他垂着眼皮撩一眼,从口袋里取出戒指盒递出去,她好奇的接过打开,是一枚粉钻,这色泽,这克数大抵是从拍卖会上得来的好玩意儿,瞳孔瞬间放大,双手下意识捂住嘴巴,戒指盒落在柔软的被子上。

“啊!”

陈崧年已然习惯身边人一惊一乍的德行,掀开被子上床,说了句,“你更没出息,就一个新年礼物而已。”

她拿起戒指盒,扑进他怀里,亲昵地蹭着他的脸颊,一连亲了好几下,“哥哥新年快乐!”

“嗯。”

然后她就不理他了。

既敷衍又充足。

元旦第一天,陈崧年带花明湄回了花家,今天花清涟也来了。

周婉音坐在沙发上,看着她的眉眼,心里止不住的酸涩,当初她被全网黑的那两天,她在家哭了一个星期,一想起来就哭,她所尽的绵薄之力根本堵不住悠悠众口。

自从她来到这个世界,最令她动容的是,她有对爱她的父母,那些年因为无父无母,遭受过不少恶语,各种难听的话都有,她一个劲的铆足劲学习,或许是差点天赋吧,她想着既然如此那就踏踏实实赚钱吧,保持一个积极乐观的心态比什么都好,直到真正开始步入社会,一个接着一个的打击扑面而来。

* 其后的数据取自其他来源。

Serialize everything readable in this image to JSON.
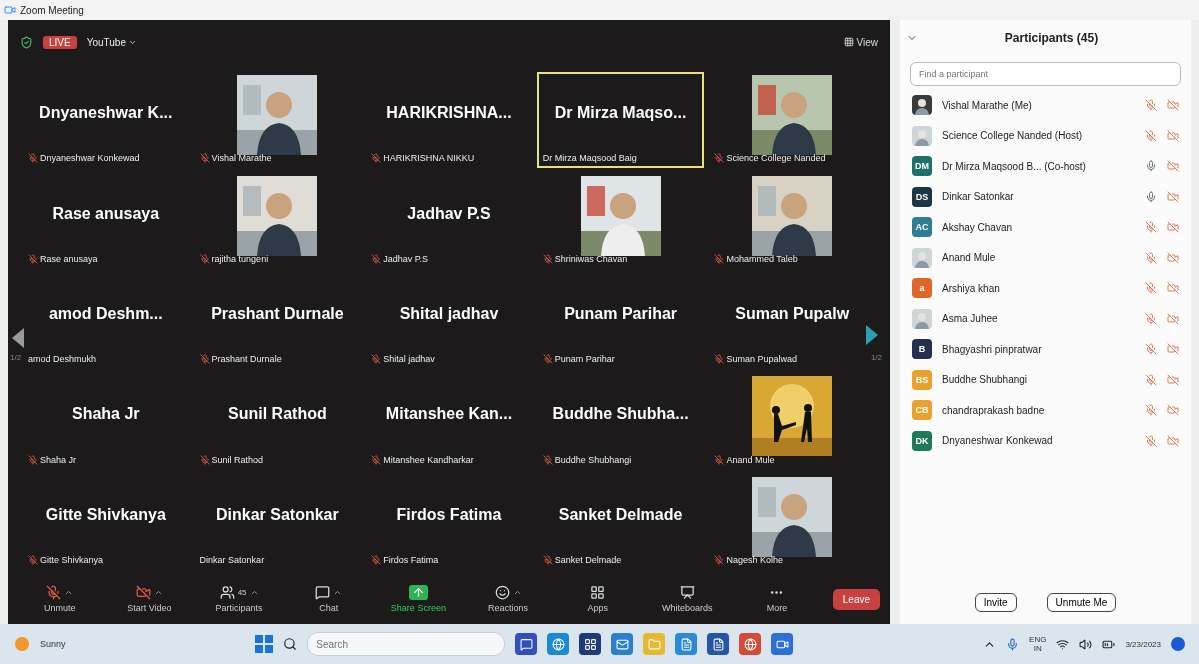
{
  "window": {
    "title": "Zoom Meeting"
  },
  "meeting_top": {
    "live": "LIVE",
    "stream": "YouTube",
    "view": "View"
  },
  "pager": {
    "left": "1/2",
    "right": "1/2"
  },
  "tiles": [
    {
      "kind": "name",
      "name": "Dnyaneshwar K...",
      "label": "Dnyaneshwar Konkewad",
      "muted": true,
      "highlighted": false
    },
    {
      "kind": "video",
      "label": "Vishal Marathe",
      "muted": true,
      "highlighted": false
    },
    {
      "kind": "name",
      "name": "HARIKRISHNA...",
      "label": "HARIKRISHNA NIKKU",
      "muted": true,
      "highlighted": false
    },
    {
      "kind": "name",
      "name": "Dr Mirza Maqso...",
      "label": "Dr Mirza Maqsood Baig",
      "muted": false,
      "highlighted": true
    },
    {
      "kind": "video",
      "label": "Science College Nanded",
      "muted": true,
      "highlighted": false
    },
    {
      "kind": "name",
      "name": "Rase anusaya",
      "label": "Rase anusaya",
      "muted": true,
      "highlighted": false
    },
    {
      "kind": "video",
      "label": "rajitha tungeni",
      "muted": true,
      "highlighted": false
    },
    {
      "kind": "name",
      "name": "Jadhav P.S",
      "label": "Jadhav P.S",
      "muted": true,
      "highlighted": false
    },
    {
      "kind": "video",
      "label": "Shriniwas Chavan",
      "muted": true,
      "highlighted": false
    },
    {
      "kind": "video",
      "label": "Mohammed Taleb",
      "muted": true,
      "highlighted": false
    },
    {
      "kind": "name",
      "name": "amod Deshm...",
      "label": "amod Deshmukh",
      "muted": false,
      "highlighted": false
    },
    {
      "kind": "name",
      "name": "Prashant Durnale",
      "label": "Prashant Durnale",
      "muted": true,
      "highlighted": false
    },
    {
      "kind": "name",
      "name": "Shital jadhav",
      "label": "Shital jadhav",
      "muted": true,
      "highlighted": false
    },
    {
      "kind": "name",
      "name": "Punam Parihar",
      "label": "Punam Parihar",
      "muted": true,
      "highlighted": false
    },
    {
      "kind": "name",
      "name": "Suman Pupalw",
      "label": "Suman Pupalwad",
      "muted": true,
      "highlighted": false
    },
    {
      "kind": "name",
      "name": "Shaha Jr",
      "label": "Shaha Jr",
      "muted": true,
      "highlighted": false
    },
    {
      "kind": "name",
      "name": "Sunil Rathod",
      "label": "Sunil Rathod",
      "muted": true,
      "highlighted": false
    },
    {
      "kind": "name",
      "name": "Mitanshee Kan...",
      "label": "Mitanshee Kandharkar",
      "muted": true,
      "highlighted": false
    },
    {
      "kind": "name",
      "name": "Buddhe Shubha...",
      "label": "Buddhe Shubhangi",
      "muted": true,
      "highlighted": false
    },
    {
      "kind": "video",
      "label": "Anand Mule",
      "muted": true,
      "highlighted": false
    },
    {
      "kind": "name",
      "name": "Gitte Shivkanya",
      "label": "Gitte Shivkanya",
      "muted": true,
      "highlighted": false
    },
    {
      "kind": "name",
      "name": "Dinkar Satonkar",
      "label": "Dinkar Satonkar",
      "muted": false,
      "highlighted": false
    },
    {
      "kind": "name",
      "name": "Firdos Fatima",
      "label": "Firdos Fatima",
      "muted": true,
      "highlighted": false
    },
    {
      "kind": "name",
      "name": "Sanket Delmade",
      "label": "Sanket Delmade",
      "muted": true,
      "highlighted": false
    },
    {
      "kind": "video",
      "label": "Nagesh Kolhe",
      "muted": true,
      "highlighted": false
    }
  ],
  "toolbar": [
    {
      "kind": "unmute",
      "label": "Unmute",
      "menu": true
    },
    {
      "kind": "video",
      "label": "Start Video",
      "menu": true
    },
    {
      "kind": "participants",
      "label": "Participants",
      "count": "45",
      "menu": true
    },
    {
      "kind": "chat",
      "label": "Chat",
      "menu": true
    },
    {
      "kind": "share",
      "label": "Share Screen",
      "menu": false
    },
    {
      "kind": "reactions",
      "label": "Reactions",
      "menu": true
    },
    {
      "kind": "apps",
      "label": "Apps",
      "menu": false
    },
    {
      "kind": "whiteboards",
      "label": "Whiteboards",
      "menu": false
    },
    {
      "kind": "more",
      "label": "More",
      "menu": false
    }
  ],
  "leave": "Leave",
  "panel": {
    "title": "Participants (45)",
    "search": {
      "placeholder": "Find a participant"
    },
    "participants": [
      {
        "name": "Vishal Marathe (Me)",
        "muted": true
      },
      {
        "name": "Science College Nanded (Host)",
        "muted": true
      },
      {
        "kind": "initials",
        "initials": "DM",
        "color": "#1f6f6a",
        "name": "Dr Mirza Maqsood B... (Co-host)",
        "muted": false
      },
      {
        "kind": "initials",
        "initials": "DS",
        "color": "#1d3646",
        "name": "Dinkar Satonkar",
        "muted": false
      },
      {
        "kind": "initials",
        "initials": "AC",
        "color": "#2f7d93",
        "name": "Akshay Chavan",
        "muted": true
      },
      {
        "name": "Anand Mule",
        "muted": true
      },
      {
        "kind": "initials",
        "initials": "a",
        "color": "#e0662a",
        "name": "Arshiya khan",
        "muted": true
      },
      {
        "name": "Asma Juhee",
        "muted": true
      },
      {
        "kind": "initials",
        "initials": "B",
        "color": "#24304e",
        "name": "Bhagyashri pinpratwar",
        "muted": true
      },
      {
        "kind": "initials",
        "initials": "BS",
        "color": "#eaa22c",
        "name": "Buddhe Shubhangi",
        "muted": true
      },
      {
        "kind": "initials",
        "initials": "CB",
        "color": "#eaa22c",
        "name": "chandraprakash badne",
        "muted": true
      },
      {
        "kind": "initials",
        "initials": "DK",
        "color": "#1f7a5a",
        "name": "Dnyaneshwar Konkewad",
        "muted": true
      }
    ],
    "buttons": [
      "Invite",
      "Unmute Me"
    ]
  },
  "taskbar": {
    "weather": "Sunny",
    "search": {
      "placeholder": "Search"
    },
    "lang": "ENG",
    "region": "IN",
    "date": "3/23/2023"
  }
}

花明湄鼻头酸涩,视线忽闪着移开,强忍着泛滥的眼泪,陈崧年似乎是察觉到什么,和花宗望谈事时瞥了一眼,“你不是要回房间拿东西吗?我陪你去。”

她顺着陈崧年给的台阶下了。

把卧室门关好,她的眼泪便怎么都止不住,陈崧年站在她身边,抿紧唇线,沉默好一会。

“你为什么哭?”

“我在那个世界无父无母,在孤儿院长大,从小到大都在被人嘲笑,除了院长没人为我撑腰。”

现在不一样了,真的不一样了。

经年累月的潮湿被太阳照耀,逐渐回暖。

花家又何尝不是在赋予她第二次生命?

她一直拼命维持住和平的局面,把这里当成她自己的家,只为了不堕入那样的结局。

花明湄知恩图报,但花家从没想过跟她索取。

“好了,别哭了,待会被发现之后,阿姨又要担心你。”

“嗯…”

陈崧年陪她在这待了一天。

毕竟他也无父无母,没有去处。

回陈公馆的路上,周婉音给她塞了许多东西,足足一个后备箱。

比起爱情,她更想要的是亲情。

陈崧年见她兴致不高,于是就想着让她开心一点,下车时已经天黑,他们在花家吃过晚饭,外头冷风呼呼地吹着,他因她心情也低落,站在花园迟迟没有进去,雪茄的烟雾飘荡,陈崧年仰望着沉寂的月色。

从何时起,他的心脏换了主人。

陈公馆从未有过那么浓厚的节日氛围,也许不止这个节日,今后,这位女主人会有更多奇思妙想。

“哥哥!”

花明湄拿着上次他生日剩下的仙女棒一路小跑出来,听这情绪似乎把悲伤抛之脑后了。

他垂眸看向掌心纤细的仙女棒,骨节分明的手指转动雪茄,将那抹暗红凑上前。

“嗤啦”一声,银白星火骤然迸发,细碎的光屑在他眼底跳跃,陈崧年目光隐晦的看过去,她笑了,不知为何,他心里也莫名好受很多。

其实面对家庭和亲人他像是一个乐于奉献,却沉默寡言的父亲角色,挑起重任,有苦自咽。

当他看到花明湄的笑脸时,突然出现一个念头。

真好,他想让她一直笑下去。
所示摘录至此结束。